【真剣な人生】
故郷に帰ることは、ヤコブにとっては甘い事ではありませんでした。それは、彼をうらみ殺そうと決心していた兄のエサウがいるからです。しかし、彼は恐れつつも出発します。兄との出会いに対する恐怖は、打ち消してもなくなりません。彼は、自分の失敗をどうしたら赦してもらえるか、必死になります。
ここでも、彼の本性が頭をもたげて、彼はさまざまの手段を使います。それは、贈り物で相手の気持ちをやわらげることでした。彼は、自分の一族郎党、家族、財産を二手に分けて、妻子や自分は、一番後から行くようにして、兄が攻撃をしかけてきた時に、自分と妻子だけは逃げれるような方法を考えるのです。
そうして、全てのものを先にやってから後、彼はヤボクの川にさしかかったとき、不安にかられて、一人で神に祈るのです。その夜、彼は、祈りの中で神の使いに出会い、一晩中、心の中の不安と恐怖を取り除くために神に祈りつづけます。それは、正しく祈りの戦いだったのです。
こうした祈りは、多くのクリスチャンが実際に経験するもので、あるものは断食で、あるものは徹夜で祈るのです。夜が明けようとする頃、その場を去ろうとする神の使いを、彼は放そうとしません。彼は確信と祝福を手にしない限り放せないし、祈りをやめられなかったのです。
執拗なヤコブに根負けした神の使いは、ヤコブのももの関節を打ちます。ヤコブは足の関節がはずれてしまいます。しかし、そこまであきらめずに祝福を求めるヤコブに神が祝福として与えたのが、イスラエルという名前だったのです。今までのヤコブ=押しのける者という名が、イスラエル=神の皇太子という名に変名されるのです。ヤコブの死んでも神の使いを放すまいとする熱心な祈祷、ももの関節がはずされても神の手を離すまいとする神に対する熱心な祈りによって、彼の性格は変えられてしまいました。それは、名前が変わるほどのものだったのです。

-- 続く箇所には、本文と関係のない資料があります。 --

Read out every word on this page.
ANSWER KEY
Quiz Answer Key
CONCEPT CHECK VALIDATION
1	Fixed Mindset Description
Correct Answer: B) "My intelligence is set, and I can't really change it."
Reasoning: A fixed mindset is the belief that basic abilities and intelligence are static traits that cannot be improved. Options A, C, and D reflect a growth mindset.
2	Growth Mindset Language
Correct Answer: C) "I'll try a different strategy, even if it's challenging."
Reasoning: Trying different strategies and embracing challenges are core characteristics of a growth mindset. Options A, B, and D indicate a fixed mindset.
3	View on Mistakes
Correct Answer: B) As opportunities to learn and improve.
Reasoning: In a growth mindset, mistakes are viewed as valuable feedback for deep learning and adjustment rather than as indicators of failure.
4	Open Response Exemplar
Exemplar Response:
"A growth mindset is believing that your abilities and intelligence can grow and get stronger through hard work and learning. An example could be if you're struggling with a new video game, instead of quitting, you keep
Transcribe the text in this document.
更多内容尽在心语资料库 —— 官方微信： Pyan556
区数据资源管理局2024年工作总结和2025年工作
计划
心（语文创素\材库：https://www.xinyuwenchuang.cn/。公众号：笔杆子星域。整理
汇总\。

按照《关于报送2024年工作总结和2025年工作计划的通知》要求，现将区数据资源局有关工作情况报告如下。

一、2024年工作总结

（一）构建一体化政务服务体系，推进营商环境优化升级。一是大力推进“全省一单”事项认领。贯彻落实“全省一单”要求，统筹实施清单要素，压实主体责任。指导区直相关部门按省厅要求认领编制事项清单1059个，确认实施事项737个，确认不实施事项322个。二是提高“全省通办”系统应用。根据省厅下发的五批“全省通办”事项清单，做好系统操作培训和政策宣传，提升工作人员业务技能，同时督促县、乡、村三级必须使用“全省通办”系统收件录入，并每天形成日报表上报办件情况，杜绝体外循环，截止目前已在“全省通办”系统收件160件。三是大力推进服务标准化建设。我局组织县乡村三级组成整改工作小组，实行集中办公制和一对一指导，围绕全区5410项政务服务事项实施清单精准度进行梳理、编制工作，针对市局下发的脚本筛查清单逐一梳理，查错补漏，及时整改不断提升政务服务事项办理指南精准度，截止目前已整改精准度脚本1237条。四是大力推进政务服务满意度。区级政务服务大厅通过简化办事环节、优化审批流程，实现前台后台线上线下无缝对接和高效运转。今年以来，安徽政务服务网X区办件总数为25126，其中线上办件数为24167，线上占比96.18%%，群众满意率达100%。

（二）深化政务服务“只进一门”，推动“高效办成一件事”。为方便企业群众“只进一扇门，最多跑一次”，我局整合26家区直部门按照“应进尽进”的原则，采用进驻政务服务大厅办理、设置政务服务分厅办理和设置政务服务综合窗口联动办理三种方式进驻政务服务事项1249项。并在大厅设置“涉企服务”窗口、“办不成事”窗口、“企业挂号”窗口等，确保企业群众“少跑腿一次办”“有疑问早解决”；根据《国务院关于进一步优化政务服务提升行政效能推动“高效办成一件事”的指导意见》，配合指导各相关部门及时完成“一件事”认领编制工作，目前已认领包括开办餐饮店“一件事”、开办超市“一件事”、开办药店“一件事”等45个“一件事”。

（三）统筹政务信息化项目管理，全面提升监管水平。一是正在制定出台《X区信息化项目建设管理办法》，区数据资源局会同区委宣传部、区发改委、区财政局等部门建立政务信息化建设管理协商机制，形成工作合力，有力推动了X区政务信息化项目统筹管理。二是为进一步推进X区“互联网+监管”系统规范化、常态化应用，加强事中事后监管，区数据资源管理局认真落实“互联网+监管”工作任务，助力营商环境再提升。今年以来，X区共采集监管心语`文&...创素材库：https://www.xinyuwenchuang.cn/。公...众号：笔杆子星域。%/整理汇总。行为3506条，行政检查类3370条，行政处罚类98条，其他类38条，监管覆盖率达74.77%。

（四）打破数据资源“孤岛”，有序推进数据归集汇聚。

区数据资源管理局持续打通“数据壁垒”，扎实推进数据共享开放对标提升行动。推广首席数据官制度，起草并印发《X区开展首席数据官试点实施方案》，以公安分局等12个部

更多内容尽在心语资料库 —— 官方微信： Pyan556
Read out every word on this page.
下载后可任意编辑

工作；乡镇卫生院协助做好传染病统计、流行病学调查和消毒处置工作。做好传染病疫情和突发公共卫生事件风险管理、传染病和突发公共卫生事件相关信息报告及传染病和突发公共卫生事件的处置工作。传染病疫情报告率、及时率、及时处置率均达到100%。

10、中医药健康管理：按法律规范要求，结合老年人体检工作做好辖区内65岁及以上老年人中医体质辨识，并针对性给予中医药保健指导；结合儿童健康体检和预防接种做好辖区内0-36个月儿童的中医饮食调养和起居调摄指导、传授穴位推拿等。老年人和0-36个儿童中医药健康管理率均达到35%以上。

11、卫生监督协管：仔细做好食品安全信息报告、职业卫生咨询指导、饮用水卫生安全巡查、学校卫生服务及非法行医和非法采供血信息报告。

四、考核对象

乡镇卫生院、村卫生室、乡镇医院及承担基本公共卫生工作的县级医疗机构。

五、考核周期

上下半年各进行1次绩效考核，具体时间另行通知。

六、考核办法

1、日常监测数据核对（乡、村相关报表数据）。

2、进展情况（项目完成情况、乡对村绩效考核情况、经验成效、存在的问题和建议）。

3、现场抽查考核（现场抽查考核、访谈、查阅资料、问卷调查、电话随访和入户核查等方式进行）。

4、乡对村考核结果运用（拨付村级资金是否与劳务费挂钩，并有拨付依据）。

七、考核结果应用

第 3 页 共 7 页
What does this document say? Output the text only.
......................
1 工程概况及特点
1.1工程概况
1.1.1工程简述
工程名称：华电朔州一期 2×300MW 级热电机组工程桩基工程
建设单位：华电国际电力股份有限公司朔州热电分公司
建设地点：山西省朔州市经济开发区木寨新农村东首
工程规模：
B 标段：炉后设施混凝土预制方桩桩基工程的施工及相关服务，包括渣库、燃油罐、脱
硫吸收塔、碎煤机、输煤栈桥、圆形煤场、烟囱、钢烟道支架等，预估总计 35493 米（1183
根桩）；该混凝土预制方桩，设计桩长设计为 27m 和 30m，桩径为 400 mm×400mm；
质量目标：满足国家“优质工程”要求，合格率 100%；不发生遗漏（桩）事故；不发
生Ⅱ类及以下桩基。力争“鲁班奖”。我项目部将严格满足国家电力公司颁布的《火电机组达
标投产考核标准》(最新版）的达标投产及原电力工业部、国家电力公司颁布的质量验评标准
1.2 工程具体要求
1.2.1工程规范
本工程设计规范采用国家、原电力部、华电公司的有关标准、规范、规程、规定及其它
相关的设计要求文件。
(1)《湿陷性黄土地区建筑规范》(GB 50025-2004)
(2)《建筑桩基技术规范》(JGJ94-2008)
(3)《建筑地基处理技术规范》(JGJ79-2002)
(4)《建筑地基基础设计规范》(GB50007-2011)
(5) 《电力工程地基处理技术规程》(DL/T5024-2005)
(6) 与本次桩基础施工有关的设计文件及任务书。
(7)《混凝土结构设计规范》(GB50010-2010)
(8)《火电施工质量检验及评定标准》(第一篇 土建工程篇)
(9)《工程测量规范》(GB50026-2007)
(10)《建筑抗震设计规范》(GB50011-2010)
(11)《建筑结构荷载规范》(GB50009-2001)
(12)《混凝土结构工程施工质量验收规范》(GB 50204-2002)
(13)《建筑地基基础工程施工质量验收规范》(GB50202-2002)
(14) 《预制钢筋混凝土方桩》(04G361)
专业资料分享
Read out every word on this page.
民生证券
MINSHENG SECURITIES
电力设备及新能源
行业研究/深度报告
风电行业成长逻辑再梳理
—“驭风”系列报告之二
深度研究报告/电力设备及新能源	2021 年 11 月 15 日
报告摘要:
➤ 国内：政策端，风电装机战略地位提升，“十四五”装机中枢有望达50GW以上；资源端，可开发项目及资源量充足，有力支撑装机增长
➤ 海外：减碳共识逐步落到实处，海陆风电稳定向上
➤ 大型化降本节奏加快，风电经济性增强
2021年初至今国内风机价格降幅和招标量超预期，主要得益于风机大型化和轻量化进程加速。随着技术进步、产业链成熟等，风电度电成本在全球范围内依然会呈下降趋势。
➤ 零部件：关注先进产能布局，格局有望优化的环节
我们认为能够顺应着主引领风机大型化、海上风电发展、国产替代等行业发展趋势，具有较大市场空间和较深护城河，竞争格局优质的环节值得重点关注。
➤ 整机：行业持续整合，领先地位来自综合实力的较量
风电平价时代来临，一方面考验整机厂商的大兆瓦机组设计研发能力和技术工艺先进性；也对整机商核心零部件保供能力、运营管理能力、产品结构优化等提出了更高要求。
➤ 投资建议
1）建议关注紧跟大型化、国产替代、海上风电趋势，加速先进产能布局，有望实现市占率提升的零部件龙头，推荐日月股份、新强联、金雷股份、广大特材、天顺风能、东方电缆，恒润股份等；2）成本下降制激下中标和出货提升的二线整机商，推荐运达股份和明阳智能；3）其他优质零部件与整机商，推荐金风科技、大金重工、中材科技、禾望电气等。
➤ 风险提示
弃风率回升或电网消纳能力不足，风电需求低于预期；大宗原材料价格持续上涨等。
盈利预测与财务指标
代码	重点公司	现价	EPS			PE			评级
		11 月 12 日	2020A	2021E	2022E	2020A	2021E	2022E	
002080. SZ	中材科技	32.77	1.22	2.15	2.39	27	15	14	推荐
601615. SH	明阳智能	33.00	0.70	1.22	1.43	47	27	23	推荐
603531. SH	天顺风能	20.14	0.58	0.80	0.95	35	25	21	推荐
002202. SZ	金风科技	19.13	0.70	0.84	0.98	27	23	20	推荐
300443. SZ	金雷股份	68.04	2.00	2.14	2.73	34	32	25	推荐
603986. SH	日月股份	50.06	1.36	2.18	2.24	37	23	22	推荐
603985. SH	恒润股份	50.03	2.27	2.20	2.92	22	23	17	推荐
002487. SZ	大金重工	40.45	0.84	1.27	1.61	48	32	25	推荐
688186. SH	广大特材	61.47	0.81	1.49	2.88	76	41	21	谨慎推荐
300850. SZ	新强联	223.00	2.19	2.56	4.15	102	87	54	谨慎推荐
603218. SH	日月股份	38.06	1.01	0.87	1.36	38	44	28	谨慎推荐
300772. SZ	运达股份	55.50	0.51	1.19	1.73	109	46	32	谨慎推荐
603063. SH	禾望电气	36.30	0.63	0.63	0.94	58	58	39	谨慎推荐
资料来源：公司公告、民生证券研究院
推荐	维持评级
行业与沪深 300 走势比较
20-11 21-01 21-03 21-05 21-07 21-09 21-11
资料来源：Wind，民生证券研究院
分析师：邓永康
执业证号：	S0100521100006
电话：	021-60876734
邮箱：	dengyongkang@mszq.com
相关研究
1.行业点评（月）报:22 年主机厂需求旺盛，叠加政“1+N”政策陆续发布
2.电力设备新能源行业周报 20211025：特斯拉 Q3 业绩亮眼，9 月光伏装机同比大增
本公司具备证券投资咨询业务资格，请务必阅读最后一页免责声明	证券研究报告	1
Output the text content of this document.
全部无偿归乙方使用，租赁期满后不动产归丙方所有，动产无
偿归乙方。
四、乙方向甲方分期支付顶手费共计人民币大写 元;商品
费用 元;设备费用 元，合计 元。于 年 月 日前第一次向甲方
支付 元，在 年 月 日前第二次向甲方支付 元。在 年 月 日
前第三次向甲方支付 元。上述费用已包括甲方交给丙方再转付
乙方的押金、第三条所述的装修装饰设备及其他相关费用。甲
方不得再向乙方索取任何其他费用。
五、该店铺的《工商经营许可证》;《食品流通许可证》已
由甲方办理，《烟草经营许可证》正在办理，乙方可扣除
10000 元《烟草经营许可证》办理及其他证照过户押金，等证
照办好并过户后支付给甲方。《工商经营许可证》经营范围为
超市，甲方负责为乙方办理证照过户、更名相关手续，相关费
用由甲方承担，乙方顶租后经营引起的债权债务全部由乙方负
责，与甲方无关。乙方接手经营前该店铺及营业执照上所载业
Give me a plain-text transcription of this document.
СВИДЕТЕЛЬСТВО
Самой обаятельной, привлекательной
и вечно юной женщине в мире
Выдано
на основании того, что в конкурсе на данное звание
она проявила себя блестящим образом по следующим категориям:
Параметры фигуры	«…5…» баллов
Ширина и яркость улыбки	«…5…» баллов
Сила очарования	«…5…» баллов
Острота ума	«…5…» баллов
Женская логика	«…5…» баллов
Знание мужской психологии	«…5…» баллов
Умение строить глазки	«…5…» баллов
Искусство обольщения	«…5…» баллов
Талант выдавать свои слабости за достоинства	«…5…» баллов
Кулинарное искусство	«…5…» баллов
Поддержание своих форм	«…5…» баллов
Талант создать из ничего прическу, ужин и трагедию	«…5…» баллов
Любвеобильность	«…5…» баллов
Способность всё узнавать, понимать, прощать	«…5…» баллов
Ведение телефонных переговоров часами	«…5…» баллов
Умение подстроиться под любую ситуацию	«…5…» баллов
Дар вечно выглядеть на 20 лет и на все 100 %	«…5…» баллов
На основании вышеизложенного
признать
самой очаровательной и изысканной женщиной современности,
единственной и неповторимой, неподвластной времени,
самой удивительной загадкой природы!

あれほど自己中心で、欲張りで、策略をめぐらす男が、神中心の人間に変えられるのです。もう、彼は、神以外の何ものも恐れなくなっていました。彼は、まず、兄に対する悔い改めの気持ちを誠実に示しました。すると兄は、両腕を広げて彼を受け入れてくれたのです。二人の再会の涙は、すべての恨みを流し、喜びに変えられてのでした。こうしてヤコブは、故郷に錦を飾る事ができたのです。真実な神との出会いを持たずに、人生の成功はありえないということを、信じたいものです。